No es casual que la región más sureña de Brasil, que abarca Río Grande del Sur, Santa Catarina y Paraná, se muestra como la más abúlica frente al desafío que se avecina: dos postulantes, “más admirados” por las poblaciones de esos estados, defeccionaron antes de ser efectivizados como candidatos. Uno de los casos es el ex juez y ex ministro Justicia Sergio Moro, personalidad insigne del Lava Jato. Tuvo que desistir al ver que, en el nivel nacional, su figura no lograba concitar más del 7% de favoritismo. Menos conocido, pero con algunas cualidades juveniles y de imagen, el ex gobernador gaúcho socialdemócrata Eduardo Leite, siguió el mismo camino de Moro poco tiempo después.
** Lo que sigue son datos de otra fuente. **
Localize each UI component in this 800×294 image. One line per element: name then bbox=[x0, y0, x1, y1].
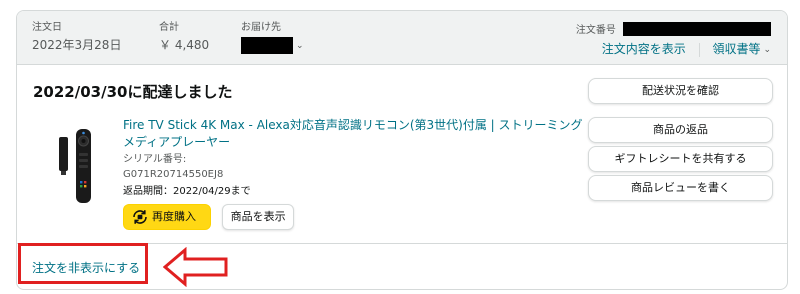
view-item-button[interactable]: 商品を表示 bbox=[222, 204, 295, 230]
hide-order-link[interactable]: 注文を非表示にする bbox=[32, 259, 140, 276]
invoice-label: 領収書等 bbox=[712, 42, 761, 56]
chevron-down-icon: ⌄ bbox=[296, 40, 304, 51]
order-number-col: 注文番号 注文内容を表示 領収書等 ⌄ bbox=[576, 21, 771, 59]
product-image[interactable] bbox=[55, 127, 111, 205]
order-date-value: 2022年3月28日 bbox=[32, 38, 122, 52]
order-details-link[interactable]: 注文内容を表示 bbox=[602, 42, 686, 56]
order-number-label: 注文番号 bbox=[575, 25, 616, 36]
product-info: Fire TV Stick 4K Max - Alexa対応音声認識リモコン(第… bbox=[123, 117, 583, 199]
invoice-dropdown-link[interactable]: 領収書等 ⌄ bbox=[712, 42, 771, 56]
return-items-button[interactable]: 商品の返品 bbox=[588, 117, 773, 143]
redacted-order-number bbox=[623, 21, 771, 36]
track-package-button[interactable]: 配送状況を確認 bbox=[588, 78, 773, 104]
product-title-link[interactable]: Fire TV Stick 4K Max - Alexa対応音声認識リモコン(第… bbox=[123, 117, 583, 151]
ship-to-col: お届け先 ⌄ bbox=[241, 21, 304, 55]
order-total-col: 合計 ￥ 4,480 bbox=[159, 21, 209, 54]
serial-label: シリアル番号: bbox=[123, 154, 187, 165]
link-separator bbox=[698, 42, 700, 57]
ship-to-dropdown[interactable]: ⌄ bbox=[241, 36, 304, 55]
write-review-button[interactable]: 商品レビューを書く bbox=[588, 175, 773, 201]
share-gift-receipt-button[interactable]: ギフトレシートを共有する bbox=[588, 146, 773, 172]
buy-again-label: 再度購入 bbox=[152, 210, 196, 223]
return-period: 返品期間：2022/04/29まで bbox=[123, 186, 251, 197]
order-date-col: 注文日 2022年3月28日 bbox=[32, 21, 121, 54]
serial-value: G071R20714550EJ8 bbox=[123, 169, 224, 180]
ship-to-label: お届け先 bbox=[241, 22, 281, 33]
delivery-status: 2022/03/30に配達しました bbox=[33, 83, 233, 101]
arrow-left-icon bbox=[163, 247, 228, 287]
order-total-label: 合計 bbox=[159, 22, 179, 33]
order-header: 注文日 2022年3月28日 合計 ￥ 4,480 お届け先 ⌄ 注文番号 注文… bbox=[17, 11, 787, 65]
chevron-down-icon: ⌄ bbox=[763, 44, 771, 55]
order-date-label: 注文日 bbox=[32, 22, 62, 33]
redacted-recipient bbox=[241, 37, 293, 54]
buy-again-button[interactable]: 再度購入 bbox=[123, 204, 211, 230]
reorder-icon bbox=[133, 210, 147, 224]
order-total-value: ￥ 4,480 bbox=[159, 38, 210, 52]
item-actions: 再度購入 商品を表示 bbox=[123, 204, 295, 230]
annotation-highlight-box: 注文を非表示にする bbox=[18, 243, 148, 284]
Es cierto que ambos fueron abandonados por sus propios partidos tal vez tempranamente, al considerarlos como “políticamente muertos”. De lo que quedó de aspirantes a gobernar, queda una única personalidad con algún nivel que le permita competir sin enrojecer. Es Ciro Gomes, del partido laborista, que se lleva todavía 6%.

Desde luego, la falta de interés del segmento ciudadano más centrista de la población está relacionada con el desprestigio que experimentó, y aún sufre, el mundo político. Y la máxima expresión es el creciente desprestigio del Congreso. Nara Pavón, de la Universidad Nacional de Pernambuco, entiende que hay un retroceso de las esperanzas en la democracia, fenómeno que no ocurre solo en Brasil. “Aquí hubo un gran entusiasmo al salir de la dictadura (1985) cuando todo el mundo pensó que la democracia iría automáticamente a resolver los problemas. Desde luego, los diversos gobiernos que se sucedieron, en muchas ocasiones frustraron las ilusiones”. Eso explica, señaló la politóloga, “la existencia de partidos débiles y el auge de movimientos anti-política”.

 No obstante, no es simple establecer comparaciones del proceso electoral actual con aquel de 2018 . En esa época, apenas 40 días antes de los comicios, el expresidente Lula mantenía 39% de las preferencias y Bolsonaro cosechaba bastante menos:19%. Cuando se tornó evidente que el líder petista no podría participar de esa carrera, al mantenerse su prisión en Curitiba por supuestas denuncias de corrupción que nunca se probaron, Lula debió dejar su lugar en la fórmula presidencial del Partido de los Trabajadores al filósofo y politólogo Fernando Haddad. Fue en ese momento que se produjo el gran cambio: un ex capitán del Ejército y entonces diputado, Bolsonaro, tomó la delantera con un discurso agresivo de extrema derecha. 

Donde más se percibe el desencanto del electorado es en el terreno legislativo. Es allí donde el discurso anti partidos políticos prendió más fuerte, justificadamente o no. “Los escándalos de corrupción fueron muy decisivos sobre la conciencia de la gente” expresó el director de la encuesta del Instituto Votorantim, sobre la notoria caída del interés ciudadano en los procesos electivos. El documento con los resultados fue publicado este martes último bajo el título: “Alienación Electoral en el Brasil Democrático”. Se basó en los resultados de las distintas elecciones desde 1985 en adelante. El estudio revela, entre otras cosas, la alta proporción de brasileños que se niega a elegir senadores y diputados. En 2018, 26,4% de los votantes dejó en blanco ese casillero; para el Senado, la abstención fue de 37%.